Talk Title: Data-Efficient Optimization in Reinforcement Learning

Watch Pan’s Research Lightning Talk

Talk Abstract:Optimization lies at the heart of modern machine learning and data science research. How to design data-efficient optimization algorithms that have a low sample complexity while enjoying a fast convergence at the same time has remained a challenging but imperative topic in machine learning. My research aims to answer this question from two facets: providing the theoretical analysis and understanding of optimization algorithms; and developing new algorithms with strong empirical performance in a principled way. In this talk, I will introduce our recent work in developing and improving data-efficient optimization algorithms for decision-making (reinforcement learning) problems. In particular, I will introduce the variance reduction technique in optimization and show how it can improve the data efficiency of policy gradient methods in reinforcement learning. I will present the variance reduced policy gradient algorithm, which constructs an unbiased policy gradient estimator for the value function. I will show that it provably reduces the sample complexity of vanilla policy gradient methods such as REINFORCE and GPOMDP.
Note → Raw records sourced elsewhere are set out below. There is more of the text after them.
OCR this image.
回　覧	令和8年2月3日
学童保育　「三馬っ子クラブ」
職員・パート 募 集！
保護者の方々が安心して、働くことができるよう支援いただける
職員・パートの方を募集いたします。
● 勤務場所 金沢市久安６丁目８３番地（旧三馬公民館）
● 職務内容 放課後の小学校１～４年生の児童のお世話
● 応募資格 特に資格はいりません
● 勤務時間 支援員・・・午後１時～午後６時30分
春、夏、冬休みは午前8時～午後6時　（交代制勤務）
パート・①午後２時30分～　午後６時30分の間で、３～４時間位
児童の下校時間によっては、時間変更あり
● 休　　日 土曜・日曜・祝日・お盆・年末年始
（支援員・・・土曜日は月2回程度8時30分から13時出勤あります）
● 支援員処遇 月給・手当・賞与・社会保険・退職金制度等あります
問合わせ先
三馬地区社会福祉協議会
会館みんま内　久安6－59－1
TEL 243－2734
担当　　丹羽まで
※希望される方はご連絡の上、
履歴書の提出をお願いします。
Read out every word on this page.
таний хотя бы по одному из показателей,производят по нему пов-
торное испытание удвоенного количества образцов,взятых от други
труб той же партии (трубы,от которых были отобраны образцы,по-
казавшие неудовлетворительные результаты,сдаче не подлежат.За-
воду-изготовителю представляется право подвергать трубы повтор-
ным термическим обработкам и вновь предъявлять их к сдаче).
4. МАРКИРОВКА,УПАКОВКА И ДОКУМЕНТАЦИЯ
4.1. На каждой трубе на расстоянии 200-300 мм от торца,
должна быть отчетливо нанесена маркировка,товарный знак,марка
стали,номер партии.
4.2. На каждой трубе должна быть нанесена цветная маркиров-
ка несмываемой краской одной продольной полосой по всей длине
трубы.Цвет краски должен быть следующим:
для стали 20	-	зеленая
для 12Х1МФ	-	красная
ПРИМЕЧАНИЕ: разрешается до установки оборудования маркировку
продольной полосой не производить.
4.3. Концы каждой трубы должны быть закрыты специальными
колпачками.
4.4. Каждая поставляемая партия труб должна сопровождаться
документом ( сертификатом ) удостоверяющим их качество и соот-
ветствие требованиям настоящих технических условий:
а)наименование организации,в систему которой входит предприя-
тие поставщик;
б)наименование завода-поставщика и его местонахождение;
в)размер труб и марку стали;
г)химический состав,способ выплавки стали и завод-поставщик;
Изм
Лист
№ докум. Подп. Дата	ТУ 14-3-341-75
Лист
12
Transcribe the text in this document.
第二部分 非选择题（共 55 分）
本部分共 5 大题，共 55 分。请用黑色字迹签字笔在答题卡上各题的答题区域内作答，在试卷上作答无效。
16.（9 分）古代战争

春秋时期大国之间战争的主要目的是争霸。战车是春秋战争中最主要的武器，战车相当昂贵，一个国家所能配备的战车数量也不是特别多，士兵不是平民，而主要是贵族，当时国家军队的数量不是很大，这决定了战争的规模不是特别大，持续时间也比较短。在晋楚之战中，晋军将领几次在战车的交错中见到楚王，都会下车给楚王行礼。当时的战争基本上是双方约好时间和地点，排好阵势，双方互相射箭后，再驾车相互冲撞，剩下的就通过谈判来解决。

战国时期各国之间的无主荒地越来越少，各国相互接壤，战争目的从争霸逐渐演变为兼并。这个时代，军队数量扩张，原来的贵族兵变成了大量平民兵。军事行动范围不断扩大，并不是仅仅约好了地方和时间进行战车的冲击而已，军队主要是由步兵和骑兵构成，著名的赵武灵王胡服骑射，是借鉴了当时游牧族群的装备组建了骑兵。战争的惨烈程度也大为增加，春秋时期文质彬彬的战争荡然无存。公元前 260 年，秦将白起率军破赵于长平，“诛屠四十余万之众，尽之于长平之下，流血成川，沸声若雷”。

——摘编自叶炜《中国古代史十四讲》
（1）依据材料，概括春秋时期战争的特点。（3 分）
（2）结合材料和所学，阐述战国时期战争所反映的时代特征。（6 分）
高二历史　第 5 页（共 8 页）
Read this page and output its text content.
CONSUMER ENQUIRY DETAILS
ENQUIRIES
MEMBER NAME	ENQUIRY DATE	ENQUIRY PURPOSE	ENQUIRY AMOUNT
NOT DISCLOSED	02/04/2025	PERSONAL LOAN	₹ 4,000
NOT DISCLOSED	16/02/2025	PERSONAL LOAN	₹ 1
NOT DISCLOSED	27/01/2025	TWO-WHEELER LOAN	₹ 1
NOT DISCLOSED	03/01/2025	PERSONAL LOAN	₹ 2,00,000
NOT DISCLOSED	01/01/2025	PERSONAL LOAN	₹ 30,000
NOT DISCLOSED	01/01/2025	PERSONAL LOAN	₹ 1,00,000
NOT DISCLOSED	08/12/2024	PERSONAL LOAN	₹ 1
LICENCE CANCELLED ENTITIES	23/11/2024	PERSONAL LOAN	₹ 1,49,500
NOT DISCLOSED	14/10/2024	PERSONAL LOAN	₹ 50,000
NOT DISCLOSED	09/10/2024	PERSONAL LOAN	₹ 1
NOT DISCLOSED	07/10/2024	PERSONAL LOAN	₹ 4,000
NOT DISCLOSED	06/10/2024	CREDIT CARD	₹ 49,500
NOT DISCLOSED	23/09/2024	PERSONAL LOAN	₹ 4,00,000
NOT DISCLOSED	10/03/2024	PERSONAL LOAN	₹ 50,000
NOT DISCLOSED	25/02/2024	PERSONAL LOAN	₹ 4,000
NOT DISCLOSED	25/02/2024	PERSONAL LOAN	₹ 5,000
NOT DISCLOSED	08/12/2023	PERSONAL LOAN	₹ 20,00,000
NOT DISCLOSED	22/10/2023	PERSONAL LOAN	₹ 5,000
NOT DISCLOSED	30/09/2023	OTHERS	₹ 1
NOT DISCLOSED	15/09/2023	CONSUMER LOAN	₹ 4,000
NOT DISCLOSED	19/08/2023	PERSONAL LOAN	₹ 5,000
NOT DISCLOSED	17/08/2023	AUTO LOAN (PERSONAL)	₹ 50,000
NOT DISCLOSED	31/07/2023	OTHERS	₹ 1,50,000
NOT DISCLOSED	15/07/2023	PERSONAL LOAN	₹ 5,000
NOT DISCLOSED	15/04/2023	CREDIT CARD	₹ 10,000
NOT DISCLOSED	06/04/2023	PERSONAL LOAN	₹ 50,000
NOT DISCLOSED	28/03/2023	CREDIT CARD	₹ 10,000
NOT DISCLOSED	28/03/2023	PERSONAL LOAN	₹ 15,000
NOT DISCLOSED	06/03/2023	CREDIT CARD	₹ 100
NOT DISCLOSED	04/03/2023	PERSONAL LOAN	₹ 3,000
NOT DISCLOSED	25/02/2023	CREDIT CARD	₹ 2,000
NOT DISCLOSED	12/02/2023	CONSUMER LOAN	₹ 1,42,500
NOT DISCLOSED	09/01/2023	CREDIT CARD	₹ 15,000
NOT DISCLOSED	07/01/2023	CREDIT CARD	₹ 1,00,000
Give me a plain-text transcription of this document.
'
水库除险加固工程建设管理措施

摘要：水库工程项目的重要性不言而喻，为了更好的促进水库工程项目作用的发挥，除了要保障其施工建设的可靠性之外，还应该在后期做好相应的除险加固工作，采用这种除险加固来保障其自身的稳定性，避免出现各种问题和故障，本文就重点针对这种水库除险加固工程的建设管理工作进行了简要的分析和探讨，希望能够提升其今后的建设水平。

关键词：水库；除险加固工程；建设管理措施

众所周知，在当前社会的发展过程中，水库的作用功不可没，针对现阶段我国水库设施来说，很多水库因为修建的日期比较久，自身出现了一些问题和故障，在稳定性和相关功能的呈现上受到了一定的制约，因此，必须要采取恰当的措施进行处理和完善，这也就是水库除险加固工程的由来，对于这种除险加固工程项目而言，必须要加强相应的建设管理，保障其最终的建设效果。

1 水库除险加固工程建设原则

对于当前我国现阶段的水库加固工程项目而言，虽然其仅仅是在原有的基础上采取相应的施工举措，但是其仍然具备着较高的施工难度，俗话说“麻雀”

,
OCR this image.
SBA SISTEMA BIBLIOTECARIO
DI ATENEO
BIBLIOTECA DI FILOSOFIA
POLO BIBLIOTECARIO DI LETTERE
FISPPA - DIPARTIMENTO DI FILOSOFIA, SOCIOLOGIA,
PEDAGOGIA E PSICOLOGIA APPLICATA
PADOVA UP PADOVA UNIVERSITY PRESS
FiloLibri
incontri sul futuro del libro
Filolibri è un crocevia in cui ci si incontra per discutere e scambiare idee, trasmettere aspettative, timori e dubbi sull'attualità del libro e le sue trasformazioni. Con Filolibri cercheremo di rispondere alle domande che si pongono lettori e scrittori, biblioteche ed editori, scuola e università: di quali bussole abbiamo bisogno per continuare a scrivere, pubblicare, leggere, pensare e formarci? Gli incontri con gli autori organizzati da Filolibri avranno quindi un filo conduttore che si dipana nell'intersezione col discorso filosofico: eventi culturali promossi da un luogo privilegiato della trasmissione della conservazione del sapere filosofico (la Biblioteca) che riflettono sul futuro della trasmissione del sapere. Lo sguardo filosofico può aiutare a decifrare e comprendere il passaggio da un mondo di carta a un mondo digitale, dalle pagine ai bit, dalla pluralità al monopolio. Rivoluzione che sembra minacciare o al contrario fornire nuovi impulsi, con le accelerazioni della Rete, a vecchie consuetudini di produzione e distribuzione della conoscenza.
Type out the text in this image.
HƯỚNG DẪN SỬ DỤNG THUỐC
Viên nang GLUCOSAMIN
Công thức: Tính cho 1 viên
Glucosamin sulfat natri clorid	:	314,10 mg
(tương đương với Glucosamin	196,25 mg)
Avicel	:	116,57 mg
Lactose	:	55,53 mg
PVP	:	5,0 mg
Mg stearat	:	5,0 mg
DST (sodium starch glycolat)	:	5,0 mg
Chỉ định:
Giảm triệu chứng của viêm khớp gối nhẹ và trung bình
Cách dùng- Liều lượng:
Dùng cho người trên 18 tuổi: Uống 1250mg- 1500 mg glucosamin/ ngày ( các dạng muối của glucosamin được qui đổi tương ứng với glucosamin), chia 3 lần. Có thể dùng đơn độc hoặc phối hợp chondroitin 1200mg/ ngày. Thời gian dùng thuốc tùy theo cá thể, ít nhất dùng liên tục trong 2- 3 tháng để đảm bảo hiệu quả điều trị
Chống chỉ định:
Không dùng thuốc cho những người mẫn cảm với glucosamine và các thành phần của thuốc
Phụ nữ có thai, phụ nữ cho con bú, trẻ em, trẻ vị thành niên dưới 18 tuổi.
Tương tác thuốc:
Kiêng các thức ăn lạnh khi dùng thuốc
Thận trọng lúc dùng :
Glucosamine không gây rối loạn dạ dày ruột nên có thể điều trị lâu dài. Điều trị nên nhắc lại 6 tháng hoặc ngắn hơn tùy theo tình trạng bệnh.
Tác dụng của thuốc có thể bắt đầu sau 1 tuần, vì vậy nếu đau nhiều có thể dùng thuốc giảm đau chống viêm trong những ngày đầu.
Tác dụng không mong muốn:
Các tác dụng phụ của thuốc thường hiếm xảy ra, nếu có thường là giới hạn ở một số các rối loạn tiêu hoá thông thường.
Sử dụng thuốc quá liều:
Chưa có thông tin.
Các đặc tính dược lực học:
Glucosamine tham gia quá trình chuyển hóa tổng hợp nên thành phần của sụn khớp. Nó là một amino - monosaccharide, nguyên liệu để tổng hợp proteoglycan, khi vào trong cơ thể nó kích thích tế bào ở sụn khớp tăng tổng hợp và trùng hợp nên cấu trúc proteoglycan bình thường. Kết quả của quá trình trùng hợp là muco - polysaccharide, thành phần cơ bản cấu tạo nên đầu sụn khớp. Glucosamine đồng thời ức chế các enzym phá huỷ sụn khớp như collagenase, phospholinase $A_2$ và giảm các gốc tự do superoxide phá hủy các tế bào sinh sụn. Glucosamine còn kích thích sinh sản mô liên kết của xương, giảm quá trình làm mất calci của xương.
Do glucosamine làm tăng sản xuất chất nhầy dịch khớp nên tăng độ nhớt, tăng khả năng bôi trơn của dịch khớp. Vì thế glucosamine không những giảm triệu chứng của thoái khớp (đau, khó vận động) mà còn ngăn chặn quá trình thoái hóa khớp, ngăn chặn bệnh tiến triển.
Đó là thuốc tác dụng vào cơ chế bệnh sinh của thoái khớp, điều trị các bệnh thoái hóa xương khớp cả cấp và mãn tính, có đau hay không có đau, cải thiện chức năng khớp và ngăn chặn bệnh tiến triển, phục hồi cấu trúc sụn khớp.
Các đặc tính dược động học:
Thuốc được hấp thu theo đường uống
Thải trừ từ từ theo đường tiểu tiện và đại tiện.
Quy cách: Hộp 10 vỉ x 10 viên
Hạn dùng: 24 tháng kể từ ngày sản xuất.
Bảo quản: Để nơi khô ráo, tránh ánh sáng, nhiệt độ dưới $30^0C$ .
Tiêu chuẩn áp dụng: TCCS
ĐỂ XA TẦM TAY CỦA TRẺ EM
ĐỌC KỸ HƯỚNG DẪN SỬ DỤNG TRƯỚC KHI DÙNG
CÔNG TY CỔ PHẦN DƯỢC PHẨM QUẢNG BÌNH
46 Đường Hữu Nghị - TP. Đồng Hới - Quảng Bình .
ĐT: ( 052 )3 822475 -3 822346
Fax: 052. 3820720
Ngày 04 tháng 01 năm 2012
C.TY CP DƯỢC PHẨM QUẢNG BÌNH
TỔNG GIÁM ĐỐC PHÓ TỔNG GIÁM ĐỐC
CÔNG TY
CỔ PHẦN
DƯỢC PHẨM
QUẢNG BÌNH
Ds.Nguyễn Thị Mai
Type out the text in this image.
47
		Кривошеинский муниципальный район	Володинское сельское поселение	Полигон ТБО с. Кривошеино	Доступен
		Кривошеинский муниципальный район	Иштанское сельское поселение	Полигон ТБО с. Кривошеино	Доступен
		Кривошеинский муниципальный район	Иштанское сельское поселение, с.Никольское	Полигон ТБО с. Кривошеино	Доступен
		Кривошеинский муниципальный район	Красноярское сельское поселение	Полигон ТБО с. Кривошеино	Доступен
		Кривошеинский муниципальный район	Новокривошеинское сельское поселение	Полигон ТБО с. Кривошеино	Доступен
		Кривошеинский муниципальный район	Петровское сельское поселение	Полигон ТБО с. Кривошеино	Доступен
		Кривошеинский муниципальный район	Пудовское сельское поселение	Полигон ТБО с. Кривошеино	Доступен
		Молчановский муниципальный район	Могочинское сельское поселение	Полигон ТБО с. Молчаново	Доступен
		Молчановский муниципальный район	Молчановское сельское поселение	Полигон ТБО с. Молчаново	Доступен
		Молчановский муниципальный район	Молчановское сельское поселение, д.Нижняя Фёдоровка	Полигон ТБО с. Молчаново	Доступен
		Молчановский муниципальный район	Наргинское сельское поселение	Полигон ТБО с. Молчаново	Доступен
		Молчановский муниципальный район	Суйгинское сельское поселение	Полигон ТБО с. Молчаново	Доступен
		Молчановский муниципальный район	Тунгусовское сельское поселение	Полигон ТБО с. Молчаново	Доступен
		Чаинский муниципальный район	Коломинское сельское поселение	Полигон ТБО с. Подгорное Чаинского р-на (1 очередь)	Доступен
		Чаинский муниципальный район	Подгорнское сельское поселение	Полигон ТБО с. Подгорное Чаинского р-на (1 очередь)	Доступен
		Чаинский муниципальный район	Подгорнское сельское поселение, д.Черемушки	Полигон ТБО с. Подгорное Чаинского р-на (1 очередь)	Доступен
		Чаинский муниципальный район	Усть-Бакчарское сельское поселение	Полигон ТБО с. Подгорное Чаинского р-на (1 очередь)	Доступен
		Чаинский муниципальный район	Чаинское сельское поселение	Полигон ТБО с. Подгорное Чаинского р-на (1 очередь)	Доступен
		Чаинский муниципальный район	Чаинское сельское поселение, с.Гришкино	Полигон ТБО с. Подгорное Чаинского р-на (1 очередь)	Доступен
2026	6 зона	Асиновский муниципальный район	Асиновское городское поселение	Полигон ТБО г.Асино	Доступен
Bio: Pan Xu is a Ph.D. candidate in the Department of Computer Science at the University of California, Los Angeles. His research spans the areas of machine learning, data science, and optimization, with a focus on the development and improvement of large-scale nonconvex optimization algorithms for machine learning and data science applications. Pan obtained his B.S. degree in mathematics from the University of Science and Technology of China. Pan received the Presidential Fellowship in Data Science from the University of Virginia. He has published over 20 high-quality papers on top machine learning conferences and journals such as ICML, NeurIPS, ICLR, AISTATS, and JMLR.